Ali Karabulut’un Ailesinden Duygusal Anlar
Ali Dede’nin oğlu Muzaffer Karabulut, babasının yaşam hikayesini anlatırken, özellikle Cumhurbaşkanı Erdoğan’a olan derin sevgisini ve saygısını dile getiriyor. Babasının Erdoğan’ı çok sevdiğini, onun liderliğine büyük bir hayranlıkla baktığını ve onun döneminde Türkiye’nin daha güçlü ve istikrarlı bir ülke olduğunu vurguluyor. Ayrıca, Ali Dede’nin yaşam öyküsünde dikkat çeken ve ilginç olan detaylardan biri de, nüfusa kayıtlı doğum tarihinin aslında bir taktik olarak değiştirildiği; bu sayede askerlik hizmetini ertelemeye çalıştığı ortaya çıkıyor. Bu küçük detay, onun yaşamındaki zorlukları ve devreye giren stratejileri gözler önüne seriyor.
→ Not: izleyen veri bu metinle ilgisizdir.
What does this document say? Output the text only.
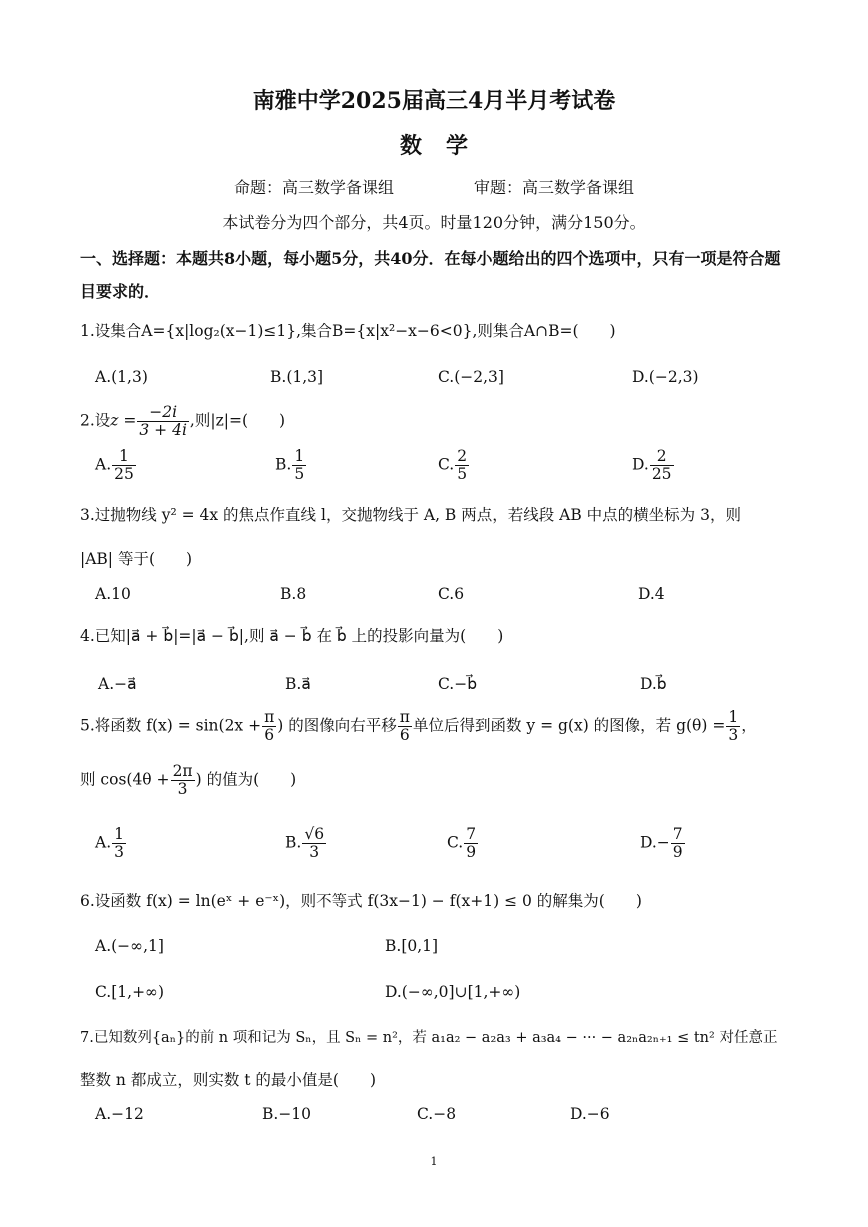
南雅中学2025届高三4月半月考试卷
数学
命题：高三数学备课组	审题：高三数学备课组
本试卷分为四个部分，共4页。时量120分钟，满分150分。
一、选择题：本题共8小题，每小题5分，共40分．在每小题给出的四个选项中，只有一项是符合题目要求的．
1.设集合A={x|log₂(x−1)≤1},集合B={x|x²−x−6<0},则集合A∩B=(　　)
A.(1,3)	B.(1,3]	C.(−2,3]	D.(−2,3)
2.设$z = \frac{-2i}{3 + 4i}$ ,则|z|=(　　)
A. $\frac{1}{25}$	B. $\frac{1}{5}$	C. $\frac{2}{5}$	D. $\frac{2}{25}$
3.过抛物线 y² = 4x 的焦点作直线 l，交抛物线于 A, B 两点，若线段 AB 中点的横坐标为 3，则
|AB| 等于(　　)
A.10	B.8	C.6	D.4
4.已知|a⃗ + b⃗|=|a⃗ − b⃗|,则 a⃗ − b⃗ 在 b⃗ 上的投影向量为(　　)
A.−a⃗	B.a⃗	C.−b⃗	D.b⃗
5.将函数 $f(x) = \sin(2x + \frac{\pi}{6}$ ) 的图像向右平移 $\frac{\pi}{6}$ 单位后得到函数 y = g(x) 的图像，若 $g(\theta) = \frac{1}{3}$ ，
则 $\cos(4\theta + \frac{2\pi}{3}$ ) 的值为(　　)
A. $\frac{1}{3}$	B. $\frac{√6}{3}$	C. $\frac{7}{9}$	$D.- \frac{7}{9}$
6.设函数 f(x) = ln(eˣ + e⁻ˣ)，则不等式 f(3x−1) − f(x+1) ≤ 0 的解集为(　　)
A.(−∞,1]	B.[0,1]
C.[1,+∞)	D.(−∞,0]∪[1,+∞)
7.已知数列{aₙ}的前 n 项和记为 Sₙ，且 Sₙ = n²，若 a₁a₂ − a₂a₃ + a₃a₄ − ··· − a₂ₙa₂ₙ₊₁ ≤ tn² 对任意正
整数 n 都成立，则实数 t 的最小值是(　　)
A.−12	B.−10	C.−8	D.−6
1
Ali Karabulut’un yaşam öyküsü, sadece bir asra yakın yaşam deneyimi ve yaşadığı toplumun dönüşümünü anlatmakla kalmıyor; aynı zamanda nesiller arasındaki bağları güçlendiren, geçmişle gelecek arasında köprü kuran bir anlatıma dönüşüyor. O, genç nesillere, geçmişte yaşanan sıkıntıları ve mücadeleleri unutmamaları gerektiğini, her zaman ileriye bakıp ülke sevgisiyle hareket etmelerini öğütlüyor. Bugünün Türkiye’sinde ise, onun sözleriyle, herkesin refah içinde yaşaması ve birlik beraberlik içinde ilerlemesi en büyük dileği oluyor.